St Andrews Botanic Garden -a 'hidden gem' of Scotland.
April to September, 7 days, 10.00 - 18.00 hrs.
October to March, 7 days, 10.00 - 16.00 hrs.
N.B. No dogs, other than guide-dogs, allowed in the garden.
Adult: £2.00, Child (5 - 15 yrs): £1.
Free Entry: Friends of the Botanic Garden & RHS members.
One of the hidden gems of St Andrews, and one of the best gardens in Scotland. The Original Botanic Garden was founded by the University of St Andrews in 1889, a modest quarter of an acre in size. By 1960 the gardens had grown to 7.8 acres, when the land was required for 'other purposes'. The University acquired two fields in the early 1960s more than doubling the size of the gardens to 18.5 acres allowing for considerable expansion of the collection.
Today the St Andrews Botanic Gardens are internationally acclaimed, described as a 'hidden gem' of Scotland. The 18 acres of landscaped gardens has ponds, waterfalls, rock gardens, herbaceous borders and woodland walks. Glasshouses protect cacti, and large collections of tropical plants and alpines.
The aim at St Andrews Botanic Garden continues to be to create not only an amenity in which to relax and enjoy the beauty and atmosphere, but also to provide a scientific garden for teaching and research purposes. The situation, topography and soil conditions dictate the design of a garden.
The Heath Garden - The heath garden contains a wide range of heaths and heathers to give flowering all year round.
The Herbaceous Borders - The herbaceous and island borders come into their own in midsummer and give a dazzling display lasting till the frosts of autumn.
Order Beds - are laid out according to the Cronquist classification.
Woodland Garden - Includes many Asiatic calcifuges (lime haters) and a wide range of about eighty dwarf Rhododendron species.
Rock Garden - In spring contains a large collection of alpine plants - they come from the world's highest places and include some Scottish species.
Water Garden - comprises a series of falls, pools and ponds starting in the rock garden.
St Andrews Botanic Garden Glass Houses:-
The glasshouse area contains seven sections, the plants in the glasshouses would not otherwise flourish in the climate of St Andrews.
Alpine - plants grow here unblemished by inclement weather and mud-splash.

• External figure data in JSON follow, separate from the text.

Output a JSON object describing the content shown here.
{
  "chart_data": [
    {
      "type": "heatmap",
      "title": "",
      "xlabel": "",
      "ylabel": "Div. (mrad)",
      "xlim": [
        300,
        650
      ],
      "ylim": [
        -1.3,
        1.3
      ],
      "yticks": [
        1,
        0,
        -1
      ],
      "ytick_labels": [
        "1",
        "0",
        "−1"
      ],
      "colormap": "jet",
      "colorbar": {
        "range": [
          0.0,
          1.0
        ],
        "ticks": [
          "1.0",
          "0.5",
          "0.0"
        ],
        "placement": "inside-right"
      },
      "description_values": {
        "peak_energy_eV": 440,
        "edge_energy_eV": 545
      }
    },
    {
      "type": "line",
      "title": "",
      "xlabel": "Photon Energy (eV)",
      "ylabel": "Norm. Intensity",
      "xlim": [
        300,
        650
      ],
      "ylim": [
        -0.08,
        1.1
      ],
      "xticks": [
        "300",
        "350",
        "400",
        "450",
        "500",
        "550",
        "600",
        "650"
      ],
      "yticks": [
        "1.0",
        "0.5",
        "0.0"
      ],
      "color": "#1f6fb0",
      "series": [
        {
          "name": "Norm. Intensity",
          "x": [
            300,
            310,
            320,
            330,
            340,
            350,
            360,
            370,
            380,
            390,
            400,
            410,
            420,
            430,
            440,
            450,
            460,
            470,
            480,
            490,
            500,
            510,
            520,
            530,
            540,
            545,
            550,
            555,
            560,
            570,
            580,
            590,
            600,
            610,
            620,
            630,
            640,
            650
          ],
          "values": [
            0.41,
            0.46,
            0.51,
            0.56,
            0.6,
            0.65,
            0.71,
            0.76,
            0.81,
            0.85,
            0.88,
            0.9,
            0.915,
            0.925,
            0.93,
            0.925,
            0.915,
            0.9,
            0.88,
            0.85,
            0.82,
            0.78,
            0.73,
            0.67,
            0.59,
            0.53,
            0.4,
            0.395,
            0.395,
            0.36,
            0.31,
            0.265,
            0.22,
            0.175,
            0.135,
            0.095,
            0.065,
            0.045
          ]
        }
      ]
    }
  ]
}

Other species grow here which can withstand low temperatures but do not survive our wet winters.
Cool House - displays winter and spring-flowering species of Camellia and rhododendrons from the Maddeni, the central and south-west borders are predominantly south-east Asia, a region well known for its wealth of plants.
The Glass House Corridor-
The Tropical Section- contains typical rainforest plants
The Warm Temperate Section- Bougainvillea and Hibiscus dominate here with various flower colours. The Cool Temperate Section- houses a wide geographical range of plants, plants from Australasia include the unusual conifer Phyllocladus trichomanoides from New Zealand.
Mediterranean - The predominant feature in this glasshouse is a ceramic panel called 'Homage to Paxton' created by local artist and sculptor, Anne Lightwood. The plant collection is being developed to show the similarities between the six geographic zones which have a Mediterranean climate - Mediterranean, California, Central Chile, Cape Province and south west and south-east tips of Australia.
The Orchid House - Contains both terrestrial and epiphytic species and varieties, set among a wide range of plants to display the various growth forms.
The Succulents House - This house is planted geographically. The New World (North, Central and South America) The Old World (predominantly Africa, Madeira and the Canary Islands) to the west. The Americas.
Other Gardens within the St Andrews Botanic Garden:-
Demonstration Garden - is divided into four sections, part of the ongoing series of regular Botanic Garden adult education demonstrations.
The Herb Garden - designed in the format of the Scottish flag - The Saltire - with emphasis on medieval herbs of the 15th and 16th centuries.
Special collections - have been developed over the years for research projects and many are still extant.
St Andrews Botanic Garden maintains worldwide contact with other specialist gardens through seed exchanges.
The St Andrews Botanic Garden is recognised and registered by the International Union for the Conservation of Nature, and botanical and horticultural education is of prime importance.